I am doing a study where I will get a measure for 20 individual patients pre and post an intervention. The measure is a figure (could be between 0.6 and 24 let's say) and so i assume this is continuous data?! What statistical tests should I use to analysis the measure pre and post intervention; I initially thought a paired sample students t test but now wondering about random co efficient regression models. There is no control arm but obviously the 20 will have varying baseline characteristics. THANK YOU for any help!
Outside United States
There are several components to your question. First, with regard to the nature of the data: You don’t say how the scores are calculated or what they represent, so from the information provided I cannot say whether the data are continuous. However, since they take on decimal values (with a range from 0.6 to 24), it appears that there is probably a large number of potential score values. If this is indeed true, e.g., more than about 7 or 8 discrete potential values, then the scores can be treated as continuous.

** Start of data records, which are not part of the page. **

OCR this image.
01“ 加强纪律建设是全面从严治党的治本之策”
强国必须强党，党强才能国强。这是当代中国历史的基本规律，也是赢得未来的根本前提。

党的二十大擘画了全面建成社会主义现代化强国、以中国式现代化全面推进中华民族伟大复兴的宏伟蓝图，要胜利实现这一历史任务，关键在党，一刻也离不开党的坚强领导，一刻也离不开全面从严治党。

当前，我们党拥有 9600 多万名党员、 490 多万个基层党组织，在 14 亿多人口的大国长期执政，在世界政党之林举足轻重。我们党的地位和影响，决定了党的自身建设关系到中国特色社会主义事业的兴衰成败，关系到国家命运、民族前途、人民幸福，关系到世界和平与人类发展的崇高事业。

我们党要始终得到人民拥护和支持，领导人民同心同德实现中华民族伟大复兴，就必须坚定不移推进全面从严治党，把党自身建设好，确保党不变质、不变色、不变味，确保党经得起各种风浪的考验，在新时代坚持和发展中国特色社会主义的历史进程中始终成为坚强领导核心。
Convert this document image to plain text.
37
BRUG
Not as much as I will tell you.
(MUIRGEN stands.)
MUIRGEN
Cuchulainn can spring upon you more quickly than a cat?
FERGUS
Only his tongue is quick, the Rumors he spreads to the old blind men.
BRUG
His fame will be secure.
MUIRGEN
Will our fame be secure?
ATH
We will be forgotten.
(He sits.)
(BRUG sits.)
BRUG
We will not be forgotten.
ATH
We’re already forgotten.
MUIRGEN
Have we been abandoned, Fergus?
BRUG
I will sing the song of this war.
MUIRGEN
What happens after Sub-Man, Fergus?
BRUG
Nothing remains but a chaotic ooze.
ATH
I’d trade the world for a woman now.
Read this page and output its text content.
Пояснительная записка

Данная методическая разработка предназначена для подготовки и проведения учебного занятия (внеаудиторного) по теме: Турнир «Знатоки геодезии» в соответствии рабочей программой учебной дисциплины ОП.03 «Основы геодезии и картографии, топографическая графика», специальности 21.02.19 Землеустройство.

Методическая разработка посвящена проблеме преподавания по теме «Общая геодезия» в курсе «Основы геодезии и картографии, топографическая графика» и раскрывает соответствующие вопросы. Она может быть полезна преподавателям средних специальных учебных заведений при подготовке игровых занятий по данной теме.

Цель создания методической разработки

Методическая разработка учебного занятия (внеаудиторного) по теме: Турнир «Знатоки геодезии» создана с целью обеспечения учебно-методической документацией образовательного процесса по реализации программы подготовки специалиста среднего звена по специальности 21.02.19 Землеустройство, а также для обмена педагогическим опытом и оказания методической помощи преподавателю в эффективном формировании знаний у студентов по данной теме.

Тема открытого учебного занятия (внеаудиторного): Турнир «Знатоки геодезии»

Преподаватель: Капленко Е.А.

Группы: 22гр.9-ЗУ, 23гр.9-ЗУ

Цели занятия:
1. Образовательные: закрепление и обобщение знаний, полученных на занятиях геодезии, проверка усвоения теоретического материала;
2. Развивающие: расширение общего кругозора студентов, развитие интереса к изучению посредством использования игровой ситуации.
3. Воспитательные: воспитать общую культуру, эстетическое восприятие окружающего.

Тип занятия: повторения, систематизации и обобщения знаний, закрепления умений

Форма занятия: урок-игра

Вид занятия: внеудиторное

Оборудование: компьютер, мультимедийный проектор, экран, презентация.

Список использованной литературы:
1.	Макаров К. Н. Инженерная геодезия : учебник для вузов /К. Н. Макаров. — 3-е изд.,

However, a second critical question concerns the shape of the distribution. Does it approximate normal, or is it irregular or highly skewed? The answer to that question will determine whether you can use a parametric statistical test such as a paired-sample t test. If the scores do not approximate a normal distribution and can’t be treated as such, then you can use a nonparametric test for paired samples, such as the Wilcoxon signed-rank test. The information you provide does not address how the scores are distributed, but you should examine your scores and see how closely they approximate normality. Calculate the skew and kurtosis, and make sure that those values are both close to zero.
Finally, you ask whether a t test or a regression model would be most appropriate. It seems that your primary evaluation question concerns whether the patient scores have increased from pre to post. In that case, a paired pre-post test will be most appropriate, either a t-test (if the data are treated as normally distributed) or Wilcoxon (if a nonparametric test is needed). I don’t think a regression model makes sense, because you are not trying to predict scores on one variable from a collection of other variables.
From a conceptual standpoint, regression analysis could be used in a secondary way, to determine what scores on other characteristics predict the scores on your outcome of interest. That kind of analysis could help you determine which subgroups might be most responsive to your intervention. However, in your particular case, you have a very small number of cases (N=20) so any regression analyses would have very low power and is probably not advisable.